I breathe deeply, controlling my anger. To think that only this morning I was glad, that my men and I had shown great courage and suffered no great harm in fighting side by side with our allies, and had expected to return to Troy to the adoration of our people. And now this! This evening the world has become unbearable and I have suffered one insult after another.

“Hector,” my mother says in her gentle voice, looking alarmed. “Are you well?”

For my mother, I will do this. I nod abruptly and bend my head so that she may kiss my forehead. She speaks softly in my ear: “He talked of nothing but you until we were quite weary of it. He has been so anxious to meet you.”

I swallow hard at hearing this. I do not wish for another brother, especially not this one, so beautiful and fleet of foot and strong of arm, with the eye of an eagle. He has enchanted the entire city, when they should be mine. I understand that what I feel is beneath me, and yet—

“He is my son, Hector,” she whispers in a breaking voice. She feels guilt for having abandoned a helpless baby so many years past. She wishes to make up to him the lack of a mother’s love for those years. Yet if she loves him, she does not love me less. This I know in my heart, and I will try hard not to add to her suffering.
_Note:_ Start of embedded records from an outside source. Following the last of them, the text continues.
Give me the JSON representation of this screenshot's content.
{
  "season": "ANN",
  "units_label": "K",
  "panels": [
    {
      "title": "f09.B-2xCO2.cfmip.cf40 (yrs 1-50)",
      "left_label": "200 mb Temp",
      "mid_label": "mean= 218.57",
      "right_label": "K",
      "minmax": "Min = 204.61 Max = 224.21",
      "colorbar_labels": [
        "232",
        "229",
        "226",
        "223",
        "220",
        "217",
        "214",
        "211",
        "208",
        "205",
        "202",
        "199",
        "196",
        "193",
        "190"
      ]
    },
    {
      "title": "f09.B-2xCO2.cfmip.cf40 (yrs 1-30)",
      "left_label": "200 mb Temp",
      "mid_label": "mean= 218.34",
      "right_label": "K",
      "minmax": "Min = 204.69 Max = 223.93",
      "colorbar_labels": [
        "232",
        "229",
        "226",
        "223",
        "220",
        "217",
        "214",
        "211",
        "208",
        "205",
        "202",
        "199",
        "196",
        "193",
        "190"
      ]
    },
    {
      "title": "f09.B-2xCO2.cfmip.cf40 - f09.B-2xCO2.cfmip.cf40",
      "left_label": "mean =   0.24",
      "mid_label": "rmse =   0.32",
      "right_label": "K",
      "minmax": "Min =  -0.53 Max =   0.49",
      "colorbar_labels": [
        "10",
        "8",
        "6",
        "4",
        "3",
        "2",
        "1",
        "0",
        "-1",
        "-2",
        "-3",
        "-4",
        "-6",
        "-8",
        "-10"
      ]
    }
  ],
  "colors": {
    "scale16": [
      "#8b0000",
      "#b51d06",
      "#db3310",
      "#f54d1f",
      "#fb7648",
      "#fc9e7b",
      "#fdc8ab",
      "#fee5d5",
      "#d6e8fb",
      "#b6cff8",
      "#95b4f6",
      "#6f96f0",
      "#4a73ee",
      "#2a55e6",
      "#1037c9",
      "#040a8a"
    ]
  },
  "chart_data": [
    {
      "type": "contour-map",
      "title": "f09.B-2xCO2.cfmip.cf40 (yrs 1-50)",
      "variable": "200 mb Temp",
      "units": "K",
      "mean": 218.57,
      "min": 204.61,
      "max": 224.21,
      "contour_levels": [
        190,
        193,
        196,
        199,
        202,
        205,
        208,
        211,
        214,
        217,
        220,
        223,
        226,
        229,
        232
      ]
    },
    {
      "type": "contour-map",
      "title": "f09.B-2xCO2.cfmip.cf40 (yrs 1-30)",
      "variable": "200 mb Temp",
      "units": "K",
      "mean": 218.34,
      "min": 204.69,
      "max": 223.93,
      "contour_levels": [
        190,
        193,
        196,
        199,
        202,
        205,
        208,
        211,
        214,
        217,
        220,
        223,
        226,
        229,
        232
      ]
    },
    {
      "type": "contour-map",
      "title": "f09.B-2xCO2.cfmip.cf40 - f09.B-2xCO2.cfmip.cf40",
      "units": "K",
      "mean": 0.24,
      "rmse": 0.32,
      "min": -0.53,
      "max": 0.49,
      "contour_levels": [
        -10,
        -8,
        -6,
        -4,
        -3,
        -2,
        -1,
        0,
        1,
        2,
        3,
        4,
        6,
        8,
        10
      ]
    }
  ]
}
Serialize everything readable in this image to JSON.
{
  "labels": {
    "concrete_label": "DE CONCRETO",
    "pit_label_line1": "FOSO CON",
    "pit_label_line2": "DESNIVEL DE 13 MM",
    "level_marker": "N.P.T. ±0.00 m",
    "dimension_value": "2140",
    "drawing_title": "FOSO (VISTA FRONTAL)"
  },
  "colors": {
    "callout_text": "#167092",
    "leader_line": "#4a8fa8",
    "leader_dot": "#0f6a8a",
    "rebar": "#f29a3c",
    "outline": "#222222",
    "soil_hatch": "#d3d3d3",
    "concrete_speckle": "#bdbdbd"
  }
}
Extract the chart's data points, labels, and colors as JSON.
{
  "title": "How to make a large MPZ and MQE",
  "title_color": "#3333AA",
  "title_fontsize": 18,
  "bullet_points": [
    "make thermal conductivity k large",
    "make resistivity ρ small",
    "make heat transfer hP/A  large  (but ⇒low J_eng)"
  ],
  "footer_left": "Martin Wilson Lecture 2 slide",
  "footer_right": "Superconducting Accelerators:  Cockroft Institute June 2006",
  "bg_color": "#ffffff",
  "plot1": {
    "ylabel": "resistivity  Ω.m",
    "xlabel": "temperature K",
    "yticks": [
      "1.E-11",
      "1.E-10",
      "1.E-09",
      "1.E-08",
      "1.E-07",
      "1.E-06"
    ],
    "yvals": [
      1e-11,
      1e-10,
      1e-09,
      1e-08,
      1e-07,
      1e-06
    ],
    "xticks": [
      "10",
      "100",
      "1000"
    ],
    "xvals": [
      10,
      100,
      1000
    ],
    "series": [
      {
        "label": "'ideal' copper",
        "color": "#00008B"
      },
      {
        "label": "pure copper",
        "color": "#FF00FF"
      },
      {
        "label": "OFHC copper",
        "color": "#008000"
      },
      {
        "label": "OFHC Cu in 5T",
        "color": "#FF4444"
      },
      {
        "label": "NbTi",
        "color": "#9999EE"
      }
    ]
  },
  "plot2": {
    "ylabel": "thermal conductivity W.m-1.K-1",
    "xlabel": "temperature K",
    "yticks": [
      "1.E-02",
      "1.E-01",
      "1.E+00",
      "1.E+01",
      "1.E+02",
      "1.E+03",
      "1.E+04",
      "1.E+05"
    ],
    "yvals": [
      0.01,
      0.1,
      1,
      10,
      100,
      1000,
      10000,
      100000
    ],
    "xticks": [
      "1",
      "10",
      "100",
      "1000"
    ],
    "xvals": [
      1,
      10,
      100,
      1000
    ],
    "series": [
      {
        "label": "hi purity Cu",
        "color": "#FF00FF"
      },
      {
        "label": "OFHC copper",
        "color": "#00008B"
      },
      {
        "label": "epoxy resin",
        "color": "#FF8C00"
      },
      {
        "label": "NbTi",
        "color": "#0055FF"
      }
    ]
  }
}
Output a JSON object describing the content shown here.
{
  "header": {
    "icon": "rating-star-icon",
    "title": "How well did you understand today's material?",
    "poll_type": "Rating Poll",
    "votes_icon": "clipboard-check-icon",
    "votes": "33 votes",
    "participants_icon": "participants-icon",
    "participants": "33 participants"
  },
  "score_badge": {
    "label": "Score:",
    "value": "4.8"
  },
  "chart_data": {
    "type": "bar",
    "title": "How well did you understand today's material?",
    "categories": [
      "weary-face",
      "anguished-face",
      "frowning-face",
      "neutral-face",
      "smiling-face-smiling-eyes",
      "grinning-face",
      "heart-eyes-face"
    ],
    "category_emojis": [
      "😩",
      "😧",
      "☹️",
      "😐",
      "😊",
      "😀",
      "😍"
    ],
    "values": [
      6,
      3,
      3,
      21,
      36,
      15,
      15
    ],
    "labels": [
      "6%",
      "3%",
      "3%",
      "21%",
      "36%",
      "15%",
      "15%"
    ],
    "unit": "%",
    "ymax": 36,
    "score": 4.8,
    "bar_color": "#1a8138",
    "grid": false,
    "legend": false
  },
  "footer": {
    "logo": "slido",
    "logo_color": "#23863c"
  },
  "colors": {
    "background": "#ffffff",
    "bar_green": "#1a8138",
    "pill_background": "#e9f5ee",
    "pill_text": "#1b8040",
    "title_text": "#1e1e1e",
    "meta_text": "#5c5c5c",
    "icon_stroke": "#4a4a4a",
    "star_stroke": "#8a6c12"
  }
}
But if I discover that he has lied to her, I shall assuredly make him suffer.

*** *** ***

In my darkened house there is but one lamp lit. I have little in the way of furnishings for my needs are few and I spend a great deal of time away from Troy to take care of the city’s defense and its business.

On my lone divan in the great hall, my supposed brother sits cross-legged, silently waiting for me. I can feel rage building again but I am determined to control it. I school my features and stride across the room as I undo the fastenings on the armor which I have not yet discarded since arriving.

Paris sits up straighter. He is alert, like a deer that hears a stalking lion.

I halt before him and drop my breastplate to the floor where it rings loudly. The greaves fall with equally loud crashes.

I am not known for being tidy.

Paris does not flinch, I give him that much credit. He rises slowly. He has dressed himself quite nicely in a long robe of royal blue with gold threads that wink in the lamplight. He is so close that I can smell him, and what he smells is clean.

Earlier, I had noted that he is the smaller of the two of us. Now I have leisure to observe how much this is so. I am a head taller and my shoulders are broader. I outweigh him by several stone. His skin is as smooth as a maiden’s and I find myself wondering, unbidden, if it feels as soft.

“May I help you, brother?” he asks quietly.

“With what?”

“There is warm water yet, from earlier, in my—” He stops short.

“Your what?”

“I took the smaller chamber.”

“Ah,” I say. “I hope you found it to your liking.”

“I wish—” he begins, and falters. Then his roaming eyes lift up to mine and he goes on more boldly. “I wish for us to be friends, Prince Hector.”

“I have not known you for the rising of one sun and yet you desire to be my brother and now my friend. That is very forward of you.”

“I beg your pardon,” he says. “I could not help myself, for I have always known of you – the great warrior-prince of Troy. All people know of your bravery and heroism. All of our countrymen owe our lives to you. Troy remains safe and whole because of you.”

Against my will I feel somewhat mollified. I find myself thinking, He at least seems reasonably generous in his praise, and well-spoken. And properly submissive. I look him up and down appraisingly. He seems to blush under my glance but it is difficult to tell in the dimness. “If you are a true son of Troy, you will be honored to fight for her,” I announce portentously.

“I shall.” He seems earnest.

For long moments I do not answer. He holds his ground and does not look away. “The sons of the king must learn the arts of war. Tomorrow,” I promise him, “you will begin.”

“Yes,” he agrees quietly.

I fix him with my sternest glare, then turn to leave, for I had almost forgotten my vow to honor Athena: for that I must remove the filth of battle and travel. Striding toward the smaller of the inner chambers, I halt abruptly and change course to the larger. I am now very, very displeased. Yet he could not have guessed, I suppose, that the smaller one is my bed chamber.